Tribunal Administratif de Caen — Décision N° TA14-2300065

vendredi 13 septembre 2024

JuridictionTribunal Administratif de Caen
SectionTribunal Administratif de Caen
N° DossierTA14-2300065
TypeDécision
RecoursExcès de pouvoir
PublicationC
Formation1ère chambre
Avocat requérantSCP THEMIS AVOCATS ET ASSOCIES

Texte intégral

Vu la procédure suivante :

Par une requête enregistrée le 11 janvier 2023 et des pièces complémentaires enregistrées le 24 janvier 2023, M. A B, représenté par la SCP Themis avocats et associés, doit être regardé comme demandant au tribunal :

1°) d'annuler la décision non communiquée du 5 décembre 2022 par laquelle le ministre de la justice a ordonné son maintien au répertoire des détenus particulièrement signalés ;

2°) d'enjoindre au ministre de la justice de retirer son nom du répertoire des détenus particulièrement signalés dans un délai de quinze jours à compter de la notification du jugement à intervenir et sous astreinte de 100 euros par jour de retard ;

3°) de mettre à la charge de l'Etat la somme de 1 500 euros, au profit de son conseil, par application combinée de l'article L. 761-1 du code de justice administrative et de l'article 37 de la loi n° 91-64 du 10 juillet 1991 sur l'aide juridique.

Il soutient que :

- sa requête est recevable, les décisions de maintien au répertoire des détenus particulièrement signalés (DPS) faisant grief ;

- la décision litigieuse est insuffisamment motivée ;

- elle est entachée d'un vice de procédure dès lors que la décision de maintien au répertoire des détenus particulièrement signalés n'a pas été précédée d'un avis de la commission locale des DPS ;

- la décision attaquée a été adoptée au terme d'une procédure irrégulière dès lors, d'une part, que ni la synthèse du chef d'établissement, ni sa situation pénale ni ses antécédents disciplinaires ne lui ont été communiqués et, d'autre part, qu'il n'a pas pu formuler d'observations ;

- les droits de la défense ont été violés dès lors que les motifs retenus pour justifier son maintien au répertoire des DPS diffèrent de ceux visés dans le cadre de la procédure contradictoire ;

- la décision est entachée d'une erreur d'appréciation et d'une erreur matérielle dès lors qu'elle ne résulte pas de l'analyse de la situation en 2022 mais se contente de recopier la motivation de son placement au répertoire DPS en 2021.

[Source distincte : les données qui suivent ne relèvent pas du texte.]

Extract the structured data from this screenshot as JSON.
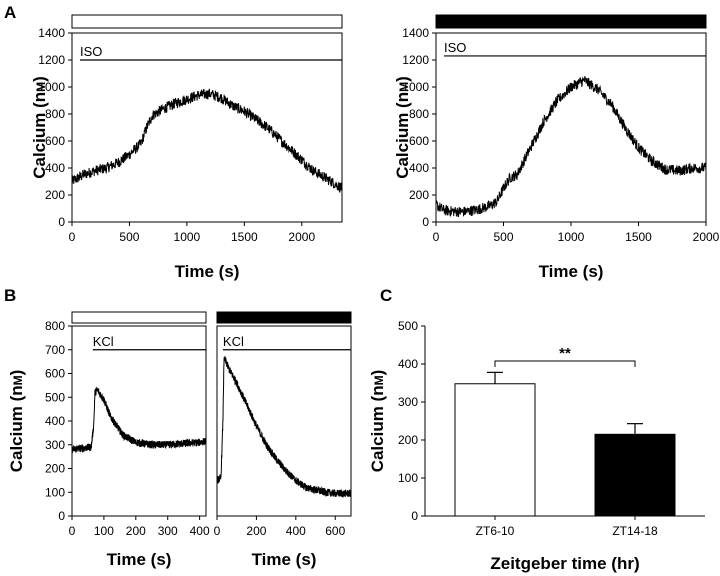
{
  "figure": {
    "panel_letters": [
      "A",
      "B",
      "C"
    ]
  },
  "chart_data": [
    {
      "id": "A1",
      "type": "line",
      "panel": "A",
      "condition_bar": "white",
      "xlabel": "Time (s)",
      "ylabel": "Calcium (nM)",
      "xlim": [
        0,
        2350
      ],
      "ylim": [
        0,
        1400
      ],
      "xticks": [
        0,
        500,
        1000,
        1500,
        2000
      ],
      "yticks": [
        0,
        200,
        400,
        600,
        800,
        1000,
        1200,
        1400
      ],
      "stimulus": {
        "label": "ISO",
        "x_start": 0,
        "x_end": 2350,
        "y": 1200
      },
      "noise": 40,
      "trace": {
        "x": [
          0,
          100,
          200,
          300,
          400,
          500,
          600,
          650,
          700,
          800,
          900,
          1000,
          1100,
          1200,
          1300,
          1400,
          1500,
          1600,
          1700,
          1800,
          1900,
          2000,
          2100,
          2200,
          2350
        ],
        "y": [
          300,
          350,
          380,
          400,
          440,
          500,
          580,
          700,
          790,
          840,
          880,
          910,
          940,
          950,
          920,
          860,
          820,
          760,
          700,
          620,
          540,
          460,
          380,
          330,
          250
        ]
      }
    },
    {
      "id": "A2",
      "type": "line",
      "panel": "A",
      "condition_bar": "black",
      "xlabel": "Time (s)",
      "ylabel": "Calcium (nM)",
      "xlim": [
        0,
        2000
      ],
      "ylim": [
        0,
        1400
      ],
      "xticks": [
        0,
        500,
        1000,
        1500,
        2000
      ],
      "yticks": [
        0,
        200,
        400,
        600,
        800,
        1000,
        1200,
        1400
      ],
      "stimulus": {
        "label": "ISO",
        "x_start": 0,
        "x_end": 2000,
        "y": 1230
      },
      "noise": 40,
      "trace": {
        "x": [
          0,
          50,
          100,
          200,
          300,
          400,
          450,
          500,
          550,
          600,
          700,
          800,
          900,
          1000,
          1100,
          1200,
          1300,
          1400,
          1500,
          1600,
          1700,
          1800,
          1900,
          2000
        ],
        "y": [
          130,
          90,
          80,
          75,
          90,
          120,
          150,
          250,
          330,
          350,
          550,
          750,
          900,
          1000,
          1050,
          980,
          870,
          700,
          550,
          450,
          390,
          380,
          400,
          400
        ]
      }
    },
    {
      "id": "B1",
      "type": "line",
      "panel": "B",
      "condition_bar": "white",
      "xlabel": "Time (s)",
      "ylabel": "Calcium (nM)",
      "xlim": [
        0,
        420
      ],
      "ylim": [
        0,
        800
      ],
      "xticks": [
        0,
        100,
        200,
        300,
        400
      ],
      "yticks": [
        0,
        100,
        200,
        300,
        400,
        500,
        600,
        700,
        800
      ],
      "stimulus": {
        "label": "KCl",
        "x_start": 65,
        "x_end": 420,
        "y": 700
      },
      "noise": 16,
      "trace": {
        "x": [
          0,
          30,
          60,
          68,
          72,
          80,
          100,
          120,
          140,
          160,
          200,
          250,
          300,
          350,
          400,
          420
        ],
        "y": [
          280,
          285,
          290,
          380,
          520,
          530,
          490,
          420,
          380,
          340,
          310,
          300,
          300,
          305,
          310,
          315
        ]
      }
    },
    {
      "id": "B2",
      "type": "line",
      "panel": "B",
      "condition_bar": "black",
      "xlabel": "Time (s)",
      "xlim": [
        0,
        680
      ],
      "ylim": [
        0,
        800
      ],
      "xticks": [
        0,
        200,
        400,
        600
      ],
      "stimulus": {
        "label": "KCl",
        "x_start": 30,
        "x_end": 680,
        "y": 700
      },
      "noise": 16,
      "trace": {
        "x": [
          0,
          20,
          30,
          35,
          40,
          60,
          100,
          150,
          200,
          250,
          300,
          350,
          400,
          450,
          500,
          550,
          600,
          680
        ],
        "y": [
          150,
          160,
          400,
          650,
          660,
          620,
          560,
          470,
          380,
          300,
          240,
          190,
          150,
          120,
          110,
          100,
          95,
          95
        ]
      }
    },
    {
      "id": "C",
      "type": "bar",
      "panel": "C",
      "xlabel": "Zeitgeber time (hr)",
      "ylabel": "Calcium (nM)",
      "ylim": [
        0,
        500
      ],
      "yticks": [
        0,
        100,
        200,
        300,
        400,
        500
      ],
      "categories": [
        "ZT6-10",
        "ZT14-18"
      ],
      "values": [
        348,
        215
      ],
      "errors": [
        30,
        28
      ],
      "bar_colors": [
        "#ffffff",
        "#000000"
      ],
      "significance": {
        "label": "**",
        "y": 408
      }
    }
  ]
}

Par un mémoire en défense, enregistré le 1er mars 2024, le garde des sceaux, ministre de la justice, conclut au rejet de la requête.

Il soutient que les moyens soulevés par M. B ne sont pas fondés.

M. B a été admis au bénéfice de l'aide juridictionnelle totale par une décision du 23 mai 2023.

Vu les autres pièces du dossier.

Vu :

- le code pénitentiaire ;

- le code des relations entre le public et l'administration ;

- la loi n° 91-647 du 10 juillet 1991 ;

- l'instruction ministérielle NOR JUSK2201661C du 11 janvier 2022 relative au répertoire des détenus particulièrement signalés ;

- le code de justice administrative.

Les parties ont été régulièrement averties du jour de l'audience.

Ont été entendus au cours de l'audience publique :

- le rapport de Mme Groch,

- les conclusions de M. Bonneu, rapporteur public.

Les parties n'étaient ni présentes ni représentées.

Considérant ce qui suit :

1. Par une décision du 5 décembre 2022, le garde des sceaux, ministre de la justice, a maintenu M. A B, incarcéré au centre pénitentiaire d'Alençon Condé-sur-Sarthe du 21 novembre 2022 au 5 décembre 2023, au répertoire des détenus particulièrement signalés. Par la présente requête, M. B demande l'annulation de cette décision.

Sur les conclusions aux fins d'annulation :

2. En premier lieu, aux termes de l'article L. 211-2 du code des relations entre le public et l'administration : " Les personnes physiques ou morales ont le droit d'être informées sans délai des motifs des décisions administratives individuelles défavorables qui les concernent. / A cet effet, doivent être motivées les décisions qui : / () 3° Subordonnent l'octroi d'une autorisation à des conditions restrictives ou imposent des sujétions () ". L'article L. 211-5 du même code précise que : " La motivation exigée par le présent chapitre doit être écrite et comporter l'énoncé des considérations de droit et de fait qui constituent le fondement de la décision ". Les décisions d'inscription ou de maintien sur le répertoire des détenus particulièrement signalés, qui imposent des sujétions particulières aux détenus concernés, entrent dans le champ d'application de l'article L. 211-2 du code des relations entre le public et l'administration précités, et doivent par suite être motivées.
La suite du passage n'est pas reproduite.